La France, quant à elle, cette patrie de contrastes, de beautés, de talents, de diversités, de langues, de savoir est confrontée à la difficulté de sa classe politique à s’unir et aller de l’avant ensemble pour le bien commun de ses citoyens. Dans la sphère politique où sont le rêve, l’espoir et l’esprit? Où est l’Homme? Il est l’heure de sortir du narcissisme, de l’idolâtrie et du prosélytisme pour créer une synergie du dialogue, de la contre-proposition, du pragmatisme et de l’échange intelligible entre les parties, les étiquettes et les groupes; constat d’un désengagement des responsabilités du local au national au profit d’une croyance d’impuissance vis-à-vis de la supranationalité. Une fois encore le cas de la France est emblématique d’un symptôme macro-étatique de la gestion de nos mondes et de notre planète. Pourtant, la culture est l’essence véritable de la nation et celle de l’Homme. Culture des pôles énergétiques tels que les traditions, l’artisanat, les sciences, l’agriculture, l’éducation, l’information, la langue, les arts, la nouveauté et la modernité. L’évolution d’un individu est liée à sa capacité de dialogue, d’adaptation et de fluidité dans l’absorption des changements, des mouvements internes et externes. Sans cette acceptation d’évolution, l’individu se meurt. Il se craquèle, se ronge de l’intérieur, met en danger son univers extérieur, perd sa vitalité et disparait. Il en a été ainsi des civilisations, comme des peuples et des « grands individus ».

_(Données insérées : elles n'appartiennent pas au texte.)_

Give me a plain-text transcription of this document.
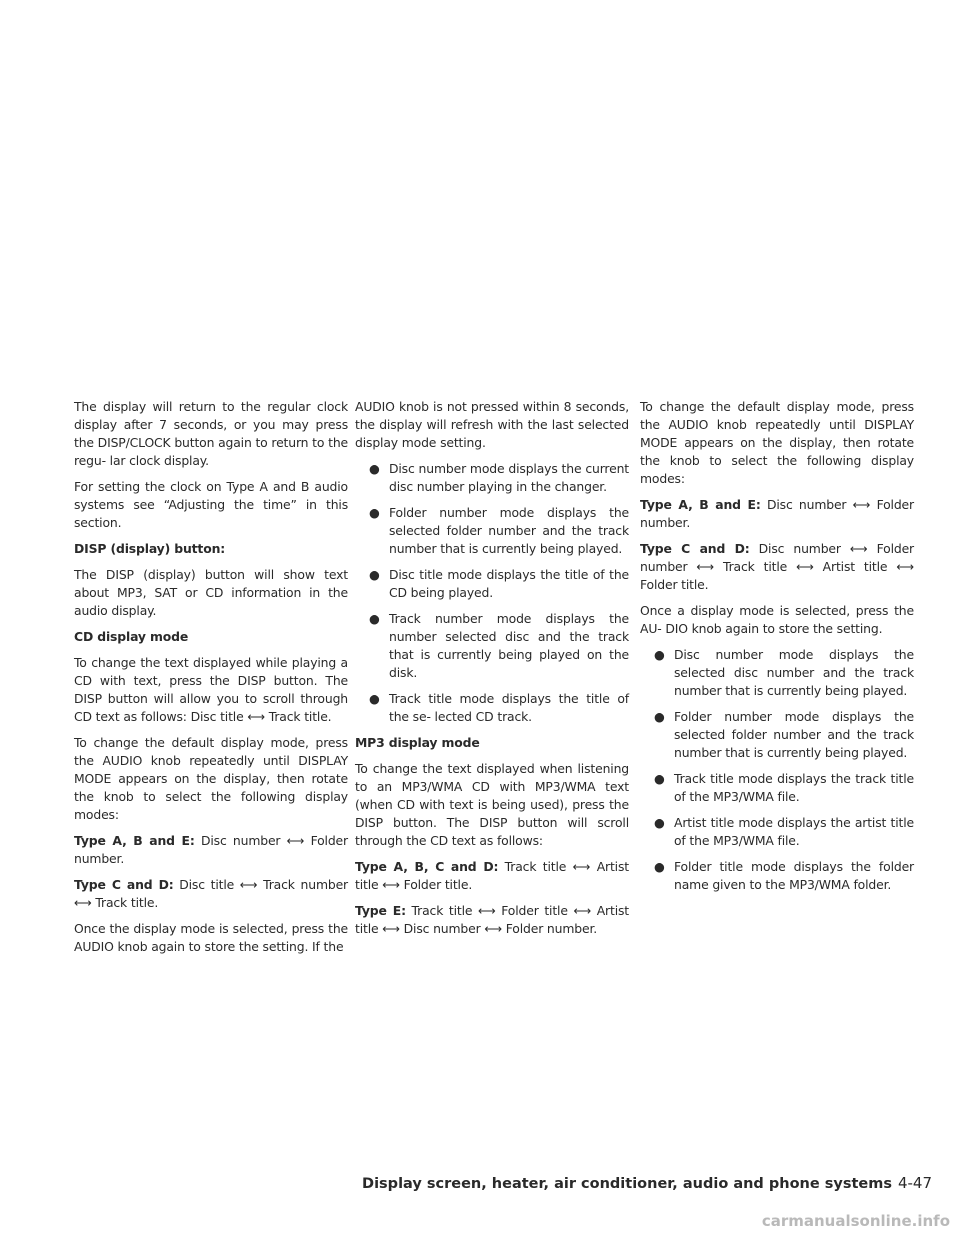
The display will return to the regular clock display after 7 seconds, or you may press the DISP/CLOCK button again to return to the regu- lar clock display.

For setting the clock on Type A and B audio systems see “Adjusting the time” in this section.

DISP (display) button:

The DISP (display) button will show text about MP3, SAT or CD information in the audio display.

CD display mode

To change the text displayed while playing a CD with text, press the DISP button. The DISP button will allow you to scroll through CD text as follows: Disc title ⟷ Track title.

To change the default display mode, press the AUDIO knob repeatedly until DISPLAY MODE appears on the display, then rotate the knob to select the following display modes:

Type A, B and E: Disc number ⟷ Folder number.

Type C and D: Disc title ⟷ Track number ⟷ Track title.

Once the display mode is selected, press the AUDIO knob again to store the setting. If the

AUDIO knob is not pressed within 8 seconds, the display will refresh with the last selected display mode setting.

● Disc number mode displays the current disc number playing in the changer.
● Folder number mode displays the selected folder number and the track number that is currently being played.
● Disc title mode displays the title of the CD being played.
● Track number mode displays the number selected disc and the track that is currently being played on the disk.
● Track title mode displays the title of the se- lected CD track.

MP3 display mode

To change the text displayed when listening to an MP3/WMA CD with MP3/WMA text (when CD with text is being used), press the DISP button. The DISP button will scroll through the CD text as follows:

Type A, B, C and D: Track title ⟷ Artist title ⟷ Folder title.

Type E: Track title ⟷ Folder title ⟷ Artist title ⟷ Disc number ⟷ Folder number.

To change the default display mode, press the AUDIO knob repeatedly until DISPLAY MODE appears on the display, then rotate the knob to select the following display modes:

Type A, B and E: Disc number ⟷ Folder number.

Type C and D: Disc number ⟷ Folder number ⟷ Track title ⟷ Artist title ⟷ Folder title.

Once a display mode is selected, press the AU- DIO knob again to store the setting.

● Disc number mode displays the selected disc number and the track number that is currently being played.
● Folder number mode displays the selected folder number and the track number that is currently being played.
● Track title mode displays the track title of the MP3/WMA file.
● Artist title mode displays the artist title of the MP3/WMA file.
● Folder title mode displays the folder name given to the MP3/WMA folder.
Display screen, heater, air conditioner, audio and phone systems 4-47
carmanualsonline.info
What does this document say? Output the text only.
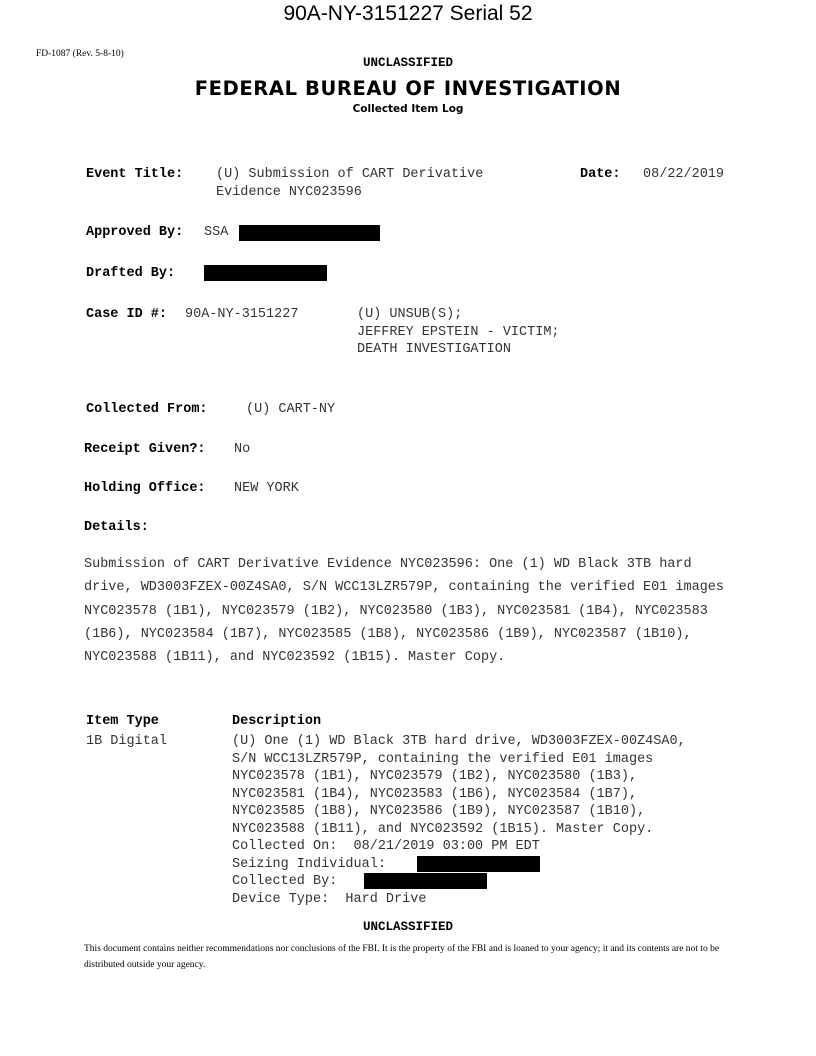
90A-NY-3151227 Serial 52
FD-1087 (Rev. 5-8-10)
UNCLASSIFIED
FEDERAL BUREAU OF INVESTIGATION
Collected Item Log
Event Title: (U) Submission of CART Derivative
Evidence NYC023596
Date: 08/22/2019
Approved By: SSA
Drafted By:
Case ID #: 90A-NY-3151227	(U) UNSUB(S);
JEFFREY EPSTEIN - VICTIM;
DEATH INVESTIGATION
Collected From:	(U) CART-NY
Receipt Given?: No
Holding Office: NEW YORK
Details:
Submission of CART Derivative Evidence NYC023596: One (1) WD Black 3TB hard drive, WD3003FZEX-00Z4SA0, S/N WCC13LZR579P, containing the verified E01 images NYC023578 (1B1), NYC023579 (1B2), NYC023580 (1B3), NYC023581 (1B4), NYC023583 (1B6), NYC023584 (1B7), NYC023585 (1B8), NYC023586 (1B9), NYC023587 (1B10), NYC023588 (1B11), and NYC023592 (1B15). Master Copy.
Item Type	Description
1B Digital	(U) One (1) WD Black 3TB hard drive, WD3003FZEX-00Z4SA0,
S/N WCC13LZR579P, containing the verified E01 images
NYC023578 (1B1), NYC023579 (1B2), NYC023580 (1B3),
NYC023581 (1B4), NYC023583 (1B6), NYC023584 (1B7),
NYC023585 (1B8), NYC023586 (1B9), NYC023587 (1B10),
NYC023588 (1B11), and NYC023592 (1B15). Master Copy.
Collected On:  08/21/2019 03:00 PM EDT
Seizing Individual:
Collected By:
Device Type:  Hard Drive
UNCLASSIFIED
This document contains neither recommendations nor conclusions of the FBI. It is the property of the FBI and is loaned to your agency; it and its contents are not to be distributed outside your agency.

En recherche de vérité, l’Etat-nation doit réapprivoiser dans ce nouveau contexte géostratégique ses ressources intellectuelles, environnementales, agricoles, diplomatiques, militaires, industrielles, technologiques, artistiques, culturelles et artisanales. Il doit surtout réapprendre à tisser un maillage d’économies locales solides et respectueux de sa terre pour ensuite aller à la rencontre du monde et partager avec lui. Une politique d’équilibre doit s’instaurer entre ses intérêts vitaux, sa réalité, sa sécurité économiques et ses idéaux universels. Il doit s’ouvrir au pluralisme culturel pour recevoir les flux et les échanges commerciaux dont il est à la fois le récepteur et l’émetteur. Son instinct, sa créativité, son goût du plaisir, son effervescence sont les atouts d’un monde qui prend le temps de jouir de l’existence. Un monde où l’homme reste le pivot central de l’édifice social.

L’élection du président des Etats-Unis, Barack Obama, en est un exemple probant. L’homme est porteur d’espoir, de lumière et de réussite. Il se bat pour les intérêts de son pays. Fédérer l’unité politique nationale et être l’acteur médiatique majeur au centre de la vie internationale composent son dessein. Energie difficilement quantifiable et pourtant véritable force motrice planétaire. Plus qu’un leader, une personnalité est née. Partout, chaque jour, sur tous les continents des personnalités naissent et prennent conscience du rôle de l’humanisation sociale du collectif entre un équilibre et une harmonisation du champ des possibles et de leurs contraires.

Nous voilà à un moment de notre histoire humaine où la conjonction de tous les paramètres qui ont fondé nos sociétés et nos civilisations peuvent être réévalués et réajustés simultanément pour le bien-être de tous. Il est temps de replacer l’Homme au coeur du débat mondial et des enjeux internationaux de notre siècle. In fine, à quand la prise de conscience où tous les politiciens assureront la conjonction des rythmes des mondes sociaux, économiques et financiers pour enfin être en équilibre avec le Tout? Aurons-nous au sein de nos Etats, de nos institutions et des Nations Unies la volonté de repenser les liens qui unissent les hommes entre eux et le courage d’agir en regardant le coeur de notre humanité?